The linear regulators converted a lot of energy into heat instead of light, so a new current driver design is in order. The CAT4101 driver is getting replaced by a switching buck regulator to improve efficiency. This change also presented an opportunity to change the voltage source for the system from a recovered ATX PSU providing 12v to a dedicated 36v DC supply.
This voltage was chosen to accommodate the highest forward voltage of 3.8v. A string of 8 LEDs would need 30.4 v. This choice would have quite an impact on the red LEDs if we were still using linear current drivers due to the very large excess voltage. Luckily, a switching current driver doesn’t offer the same limit, so the excess voltage is not a problem.

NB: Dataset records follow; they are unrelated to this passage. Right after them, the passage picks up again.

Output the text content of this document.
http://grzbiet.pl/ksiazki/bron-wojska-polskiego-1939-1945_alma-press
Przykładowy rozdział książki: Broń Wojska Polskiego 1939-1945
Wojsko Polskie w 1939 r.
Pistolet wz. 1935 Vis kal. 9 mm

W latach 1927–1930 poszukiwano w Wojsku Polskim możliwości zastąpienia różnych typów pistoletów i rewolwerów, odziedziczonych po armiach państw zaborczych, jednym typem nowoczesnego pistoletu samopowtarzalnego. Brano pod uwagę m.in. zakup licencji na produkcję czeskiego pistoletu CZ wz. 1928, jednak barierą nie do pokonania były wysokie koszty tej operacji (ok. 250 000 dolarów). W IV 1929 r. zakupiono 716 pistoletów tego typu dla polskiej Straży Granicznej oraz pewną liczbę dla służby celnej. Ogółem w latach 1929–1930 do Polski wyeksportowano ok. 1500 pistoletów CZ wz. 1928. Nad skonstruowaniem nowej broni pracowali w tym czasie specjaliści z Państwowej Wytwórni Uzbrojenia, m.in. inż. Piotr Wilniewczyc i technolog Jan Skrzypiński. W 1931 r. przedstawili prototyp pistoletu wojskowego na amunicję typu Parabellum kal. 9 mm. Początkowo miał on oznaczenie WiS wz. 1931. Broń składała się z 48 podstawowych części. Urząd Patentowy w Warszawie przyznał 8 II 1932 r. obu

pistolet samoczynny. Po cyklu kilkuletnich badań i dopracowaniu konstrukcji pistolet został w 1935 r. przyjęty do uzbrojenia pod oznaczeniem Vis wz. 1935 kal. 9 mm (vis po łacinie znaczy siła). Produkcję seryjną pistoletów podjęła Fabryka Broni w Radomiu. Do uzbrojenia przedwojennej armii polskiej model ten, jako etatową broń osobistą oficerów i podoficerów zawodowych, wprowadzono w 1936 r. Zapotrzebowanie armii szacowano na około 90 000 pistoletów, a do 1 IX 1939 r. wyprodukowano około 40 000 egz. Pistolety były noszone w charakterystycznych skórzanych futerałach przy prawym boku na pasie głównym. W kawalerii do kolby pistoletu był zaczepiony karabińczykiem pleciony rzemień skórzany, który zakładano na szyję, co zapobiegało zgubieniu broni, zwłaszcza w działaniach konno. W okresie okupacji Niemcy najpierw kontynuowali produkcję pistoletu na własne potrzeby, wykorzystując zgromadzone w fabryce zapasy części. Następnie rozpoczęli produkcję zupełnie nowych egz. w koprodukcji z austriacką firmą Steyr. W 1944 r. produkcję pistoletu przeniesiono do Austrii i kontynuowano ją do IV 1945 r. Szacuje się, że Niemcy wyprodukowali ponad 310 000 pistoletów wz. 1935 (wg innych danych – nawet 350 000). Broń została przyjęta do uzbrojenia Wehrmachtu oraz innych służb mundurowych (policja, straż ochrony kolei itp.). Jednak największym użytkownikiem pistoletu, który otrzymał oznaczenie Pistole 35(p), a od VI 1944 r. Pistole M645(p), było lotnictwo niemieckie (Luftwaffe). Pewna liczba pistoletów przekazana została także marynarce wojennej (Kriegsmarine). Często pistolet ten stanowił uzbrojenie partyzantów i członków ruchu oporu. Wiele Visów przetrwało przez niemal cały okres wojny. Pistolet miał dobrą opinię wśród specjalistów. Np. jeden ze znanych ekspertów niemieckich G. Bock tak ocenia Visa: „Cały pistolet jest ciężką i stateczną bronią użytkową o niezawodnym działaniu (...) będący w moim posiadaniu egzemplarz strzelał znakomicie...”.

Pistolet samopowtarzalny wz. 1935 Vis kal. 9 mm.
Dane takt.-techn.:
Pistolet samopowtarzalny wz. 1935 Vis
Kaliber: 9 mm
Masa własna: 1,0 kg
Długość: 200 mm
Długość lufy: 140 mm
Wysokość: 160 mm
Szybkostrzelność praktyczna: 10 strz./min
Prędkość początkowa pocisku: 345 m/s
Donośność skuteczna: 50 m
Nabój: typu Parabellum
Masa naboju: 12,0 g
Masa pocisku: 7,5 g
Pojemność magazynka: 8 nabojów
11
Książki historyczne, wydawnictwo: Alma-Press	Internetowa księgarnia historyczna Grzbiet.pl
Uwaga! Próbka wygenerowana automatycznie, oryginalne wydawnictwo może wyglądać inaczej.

A linear current driver simply burns the extra energy as heat. A switching buck regulator uses the properties of coils to chop the power in order to provide the configured current by turning the supply on and off very quickly. As a result of non instantaneous changes in current through a coil, the load receives an average current as configured. LEDs can cope with the current swings, but it could be reduced using a filter capacitor parallel to the load.
There are many choices for switching current drivers, but most of them seem to only support up to 30 volts or so. The LM3404 (and LM3404HV) supports up to 42 volts (and 70 volts) input. The switching mosfet is also integrated into the package, so that reduces the cost and complexity of the circuit.
Designing the circuit is much more complex than simply using the CAT4101. Three components and the input and output voltages affect the output current. Ron determines the time that the circuit is conducting. Rsns sets the minimum voltage threshold at which the circuit resumes conducting. These two resistors control the frequency, and an inductor impacts the amount of ripple in the final design. In truth, each of these components has an influence on the appropriate values for the other components. The inductance changes the slope in the on-off cycle, therefore it must fit within some limits and it also drives the amount of ripple in the system.
After a significant amount of time poring over the datasheet and related documents, I put together a calculator to help determine the appropriate component values. The calculator is available on Plunker (I also wanted to try out AngularJS).
I finally understand what I want to accomplish, and a possible way to accomplish it. The components were pretty much as expected, except Rsns was much more expensive than I thought it would be – around 0.50 USD in small quantities. With the components on the way, I put together a little prototype board. Circuit and board were designed in eagle (based directly on the circuit in the datasheet). Since the LEDs will be dimmed via PWM and the current changes are acceptable with LEDs, I did not add a smoothing capacitor to the output. The schematic and board layout contain two inductors because the actual components are different footprints and I wanted to use the same board for multiple tests. I may take a bit more time selecting components next time so I don’t have to add additional components to the schematic for that kind of flexibility. The board was created using toner transfer with a laminator and etched with Muriatic and H2O2. Solder it up, and test it out…
I ran into a few problems while populating the board. First, I somehow didn’t have the right values for Cf and Cin capacitors. I improvised with some through hole components. I don’t know if the electrolytic capacitor used for Cin will stand up to the switching speed. Tests will show if this causes a problem or not. I also thought I didn’t have any 3.3uF capacitors, and couldn’t figure out why I had ordered a pack of 4.7uF capacitors. I guess 3.3 wasn’t available, but 4.7 was; I had planned to substitute those values. That didn’t happen on the first prototype testing board. I went back to my parts bin and retrieved a through hole capacitor to hack into place. Wire it up and test it out. Success! Approximately .8 amps with 1, 2, or 3 LEDs!
If you are interested in seeing the lucky fish that will get this marvel, take a look at Blendini’s home.
Next up – design the actual board that will drive all 5 (or 6) color channels. I still need to figure out what to use for appropriate connectors.